O levantamento aponta que o Custo Operacional Efetivo (COE) do milho registrou aumento de 15,03% em comparação ao ciclo anterior, alcançando R$ 5.528,49 por hectare em maio de 2026.

Já o Custo Total (CT) apresentou crescimento de 10,30% na mesma base de comparação, sendo estimado em R$ 7.418,49 por hectare.

Os números indicam um aumento relevante na estrutura de custos da atividade, exigindo maior eficiência produtiva e gestão financeira mais rigorosa por parte dos produtores.

Rentabilidade exige preço mínimo de R$ 45,96 por saca

Com base em uma produtividade média de 120,28 sacas por hectare, o Imea estima que o produtor precisará comercializar o milho a pelo menos R$ 45,96 por saca para cobrir o COE da próxima safra.

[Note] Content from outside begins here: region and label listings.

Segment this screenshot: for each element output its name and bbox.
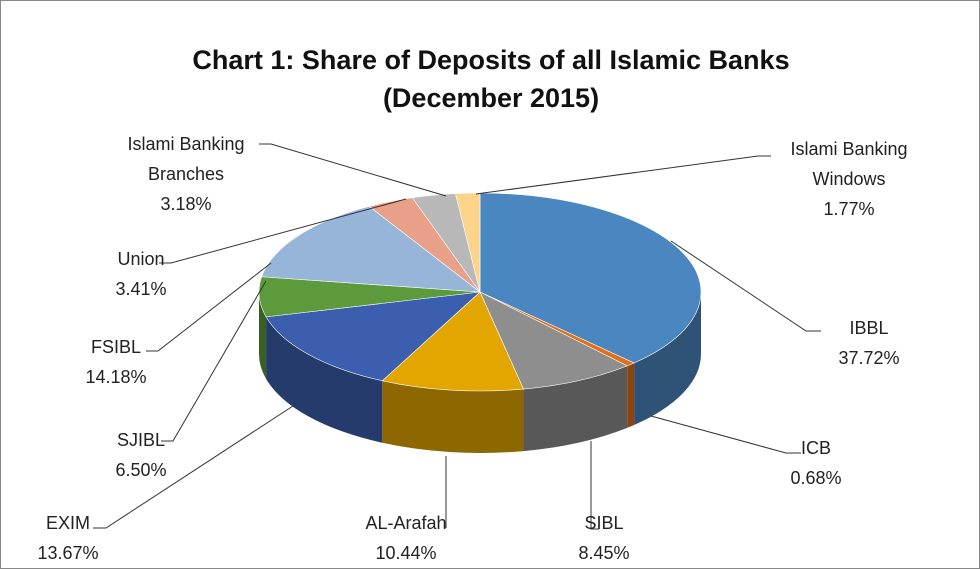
data-label-value: 3.41% (115, 279, 167, 299)
leader-line (146, 262, 272, 352)
data-label-value: 13.67% (37, 543, 99, 563)
data-label-name: AL-Arafah (365, 513, 447, 533)
slice (479, 192, 702, 364)
data-label-name: Union (117, 249, 165, 269)
data-label-name: SIBL (584, 513, 624, 533)
leader-line (259, 143, 447, 197)
data-label-name: FSIBL (90, 337, 142, 357)
leader-line (93, 403, 297, 529)
data-label-name: SJIBL (116, 430, 166, 450)
data-label-name: EXIM (45, 513, 90, 533)
data-label-value: 6.50% (115, 460, 167, 480)
slice (381, 291, 524, 392)
slice-side (634, 292, 701, 425)
slice (265, 291, 481, 382)
slice-side (382, 380, 524, 453)
data-label-name: ICB (800, 438, 831, 458)
leader-line (159, 198, 407, 264)
data-label-value: 8.45% (578, 543, 630, 563)
data-label-value: 37.72% (838, 348, 900, 368)
leader-line (650, 415, 801, 454)
slice-side (627, 362, 635, 428)
slice-side (523, 365, 628, 452)
data-label-value: 3.18% (160, 194, 212, 214)
data-label-value: 10.44% (375, 543, 437, 563)
data-label-name: Islami Banking Branches (127, 134, 245, 184)
data-label-value: 0.68% (790, 468, 842, 488)
slice (261, 206, 481, 293)
chart-title: Chart 1: Share of Deposits of all Islami… (192, 45, 790, 113)
data-label-name: Islami Banking Windows (790, 139, 908, 189)
leader-line (590, 441, 599, 530)
leader-lines (93, 143, 821, 530)
data-label-name: IBBL (849, 318, 889, 338)
data-label-value: 1.77% (823, 199, 875, 219)
leader-line (670, 240, 821, 332)
slice-side (266, 316, 383, 443)
leader-line (161, 280, 267, 442)
leader-line (475, 155, 771, 195)
data-label-value: 14.18% (85, 367, 147, 387)
slice (479, 291, 628, 390)
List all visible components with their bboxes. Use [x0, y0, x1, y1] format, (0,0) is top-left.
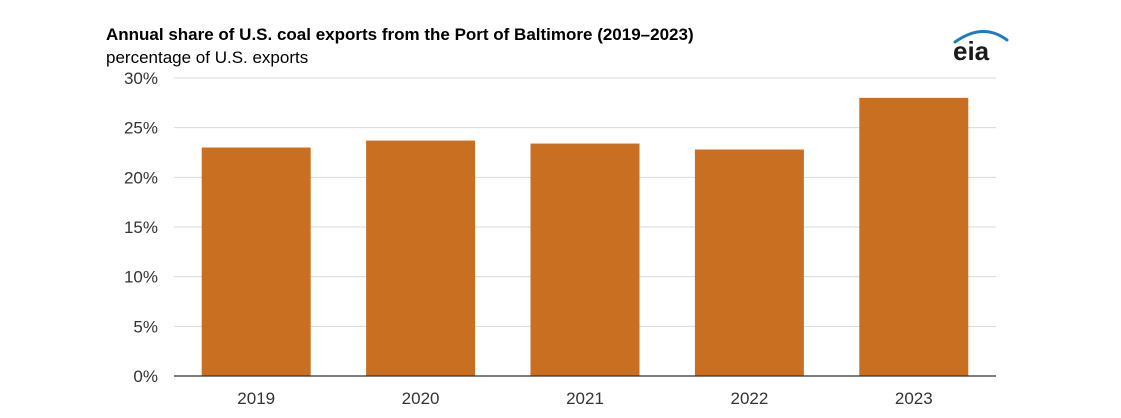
bar [694, 149, 804, 376]
chart-subtitle: percentage of U.S. exports [106, 48, 309, 67]
bar [859, 97, 969, 376]
bar [201, 147, 311, 376]
bar [530, 143, 640, 376]
y-tick-label: 0% [133, 367, 158, 386]
eia-logo-arc [953, 30, 1009, 44]
y-tick-label: 15% [124, 218, 158, 237]
y-tick-label: 5% [133, 317, 158, 336]
x-tick-label: 2023 [895, 389, 933, 408]
y-tick-label: 20% [124, 168, 158, 187]
bars [201, 97, 969, 376]
x-tick-label: 2020 [402, 389, 440, 408]
y-tick-label: 25% [124, 119, 158, 138]
y-tick-label: 10% [124, 268, 158, 287]
x-tick-label: 2022 [730, 389, 768, 408]
tick-labels: 0% 5% 10% 15% 20% 25% 30% 2019 2020 2021 2022 2023 [124, 69, 933, 408]
bar [366, 140, 476, 376]
x-tick-label: 2019 [237, 389, 275, 408]
x-tick-label: 2021 [566, 389, 604, 408]
eia-logo-text: eia [953, 36, 990, 66]
eia-logo: eia [953, 30, 1009, 66]
y-tick-label: 30% [124, 69, 158, 88]
chart-title: Annual share of U.S. coal exports from t… [106, 25, 694, 44]
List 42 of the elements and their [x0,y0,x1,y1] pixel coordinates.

O valor serve como referência mínima para a sustentabilidade econômica da atividade, especialmente em um cenário de volatilidade dos preços agrícolas.

Planejamento e comercialização antecipada ganham importância

Diante da elevação dos custos, o instituto reforça a importância do planejamento comercial das propriedades rurais. Estratégias de venda antecipada e travamento de preços são apontadas como ferramentas essenciais para reduzir riscos e proteger margens de lucro.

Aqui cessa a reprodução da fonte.